Bantal Kunci Kenikmatan

Bantal adalah kunci untuk kenikmatan maksimal saat mereka mencapai penetrasi yang lebih dalam.

"Bantal yang dipasarkan untuk tujuan ini, sering disebut sebagai 'bantal seks', atau 'bantal posisi' biasanya keras dan berbentuk baji, memberikan angulasi panggul yang lebih tepat dan konsisten daripada bantal tidur konvensional," jelas mereka.

Namun, mereka mencatat bahwa hasil di antara wanita dapat bervariasi karena mereka tidak mengalami tingkat stimulasi yang sama di setiap posisi seks, karena "kekuatan dorong" pria sendiri yang tidak dapat diprediksi atau tidak konsisten.

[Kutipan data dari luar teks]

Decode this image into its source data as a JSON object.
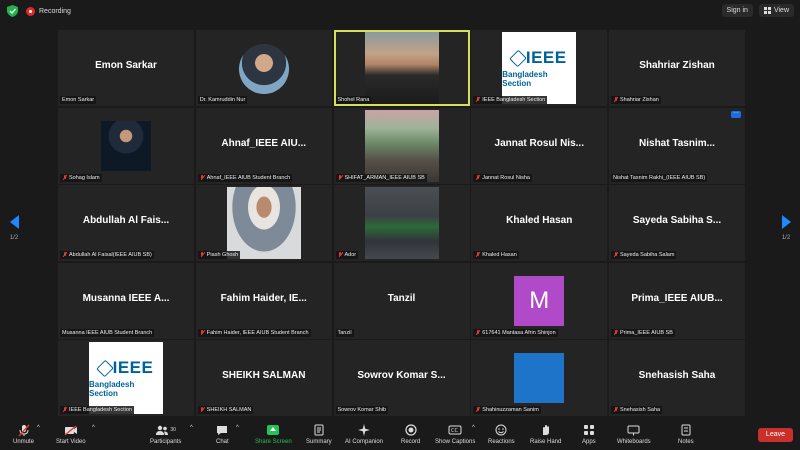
{
  "top": {
    "recording": "Recording",
    "sign_in": "Sign in",
    "view": "View"
  },
  "nav": {
    "page_left": "1/2",
    "page_right": "1/2"
  },
  "tiles": [
    {
      "name": "Emon Sarkar",
      "label": "Emon Sarkar",
      "muted": false
    },
    {
      "name": "",
      "label": "Dr. Kamruddin Nur",
      "muted": false
    },
    {
      "name": "",
      "label": "Shohel Rana",
      "muted": false
    },
    {
      "name": "",
      "label": "IEEE Bangladesh Section",
      "muted": true
    },
    {
      "name": "Shahriar Zishan",
      "label": "Shahriar Zishan",
      "muted": true
    },
    {
      "name": "",
      "label": "Sohag Islam",
      "muted": true
    },
    {
      "name": "Ahnaf_IEEE AIU...",
      "label": "Ahnaf_IEEE AIUB Student Branch",
      "muted": true
    },
    {
      "name": "",
      "label": "SHIFAT_ARMAN_IEEE AIUB SB",
      "muted": true
    },
    {
      "name": "Jannat Rosul Nis...",
      "label": "Jannat Rosul Nisha",
      "muted": true
    },
    {
      "name": "Nishat  Tasnim...",
      "label": "Nishat  Tasnim  Rakhi_(IEEE AIUB SB)",
      "muted": false
    },
    {
      "name": "Abdullah Al Fais...",
      "label": "Abdullah Al Faisal(IEEE AIUB SB)",
      "muted": true
    },
    {
      "name": "",
      "label": "Piash Ghosh",
      "muted": true
    },
    {
      "name": "",
      "label": "Ador",
      "muted": true
    },
    {
      "name": "Khaled Hasan",
      "label": "Khaled Hasan",
      "muted": true
    },
    {
      "name": "Sayeda Sabiha S...",
      "label": "Sayeda Sabiha Salam",
      "muted": true
    },
    {
      "name": "Musanna IEEE A...",
      "label": "Musanna IEEE AIUB Student Branch",
      "muted": false
    },
    {
      "name": "Fahim Haider, IE...",
      "label": "Fahim Haider, IEEE AIUB Student Branch",
      "muted": true
    },
    {
      "name": "Tanzil",
      "label": "Tanzil",
      "muted": false
    },
    {
      "name": "",
      "label": "617641 Mantasa Afrin Shinjon",
      "muted": true
    },
    {
      "name": "Prima_IEEE AIUB...",
      "label": "Prima_IEEE AIUB SB",
      "muted": true
    },
    {
      "name": "",
      "label": "IEEE Bangladesh Section",
      "muted": true
    },
    {
      "name": "SHEIKH SALMAN",
      "label": "SHEIKH SALMAN",
      "muted": true
    },
    {
      "name": "Sowrov Komar S...",
      "label": "Sowrov Komar Shib",
      "muted": false
    },
    {
      "name": "",
      "label": "Shahinuzzaman Sanim",
      "muted": true
    },
    {
      "name": "Snehasish Saha",
      "label": "Snehasish Saha",
      "muted": true
    }
  ],
  "ieee": {
    "logo_text": "IEEE",
    "sub_text": "Bangladesh Section"
  },
  "avatar_letter": "M",
  "toolbar": {
    "unmute": "Unmute",
    "start_video": "Start Video",
    "participants": "Participants",
    "participant_count": "30",
    "chat": "Chat",
    "share_screen": "Share Screen",
    "summary": "Summary",
    "ai_companion": "AI Companion",
    "record": "Record",
    "show_captions": "Show Captions",
    "reactions": "Reactions",
    "raise_hand": "Raise Hand",
    "apps": "Apps",
    "whiteboards": "Whiteboards",
    "notes": "Notes",
    "leave": "Leave"
  },
  "colors": {
    "accent": "#1e88ff",
    "active_border": "#d4e157",
    "leave": "#c9302c",
    "share": "#24c35a",
    "avatar": "#b04ac8"
  }
}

Namun, mereka berharap temuan ini akan membantu menginformasikan dokter dan pasien mereka dengan disfungsi seksual.

“Kesulitan mencapai orgasme yang penyebabnya multifaktorial, merupakan salah satu komponen disfungsi seksual,” para peneliti menyimpulkan. "Dokter dapat menggunakan temuan ini untuk menasihati pasien tentang posisi koitus mana yang dapat membantu mereka mencapai klimaks."


Penelitian Jenis Orgasme

Penelitian terbaru terkait orgasme wanita, profesor ilmu saraf di Charles University Praha, Dr James Pfaus membuat penelitian terhadap 54 wanita.

Para partisipan wanita itu diminta untuk bermasturbasi hingga merasakan klimaks menggunakan sebuah vibrator yang terhubung dengan Bluetooth.

Vibrator itu dirancang dengan dua sensor di sisi untuk mendeteksi kekuatan kontraksi dasar panggul yang menginduksi orgasme luar biasa.

Dari data yang dikumpulkan, Dr Pfaus dan rekan-rekannya kemudian menganalisis dan menemukan bahwa otot-otot tersebut bergerak dengan tiga cara berbeda, tergantung pada tiap-tiap wanita. Dengan demikian, studi menunjukkan wanita orgasme dalam tiga cara berbeda.

 


3 Jenis Orgasme

Jenis orgasme yang paling umum disebut "gelombang", di mana wanita mencapai klimaks melalui gelombang ketegangan dan pelepasan melalui otot-otot dasar panggul.

Jenis orgasme kedua dijuluki "longsoran salju." Wanita yang mengalami orgasme jenis ini biasanya memiliki ketegangan yang lebih tinggi pada dasar panggul mereka yang tiba-tiba turun saat mereka merasakan orgasme.

Sementara itu, Pfaus menyebut jenis orgasme ketiga sebagai "gunung berapi," karena melihat dasar panggul tetap stabil pada ketegangan yang lebih rendah sebelum tiba-tiba "meledak" saat klimaks.

Dilansir New York Post, studi yang dilakukan Dr Pfaus ini telah dimuat Journal of Sexual Medicine edisi Agustus 2022.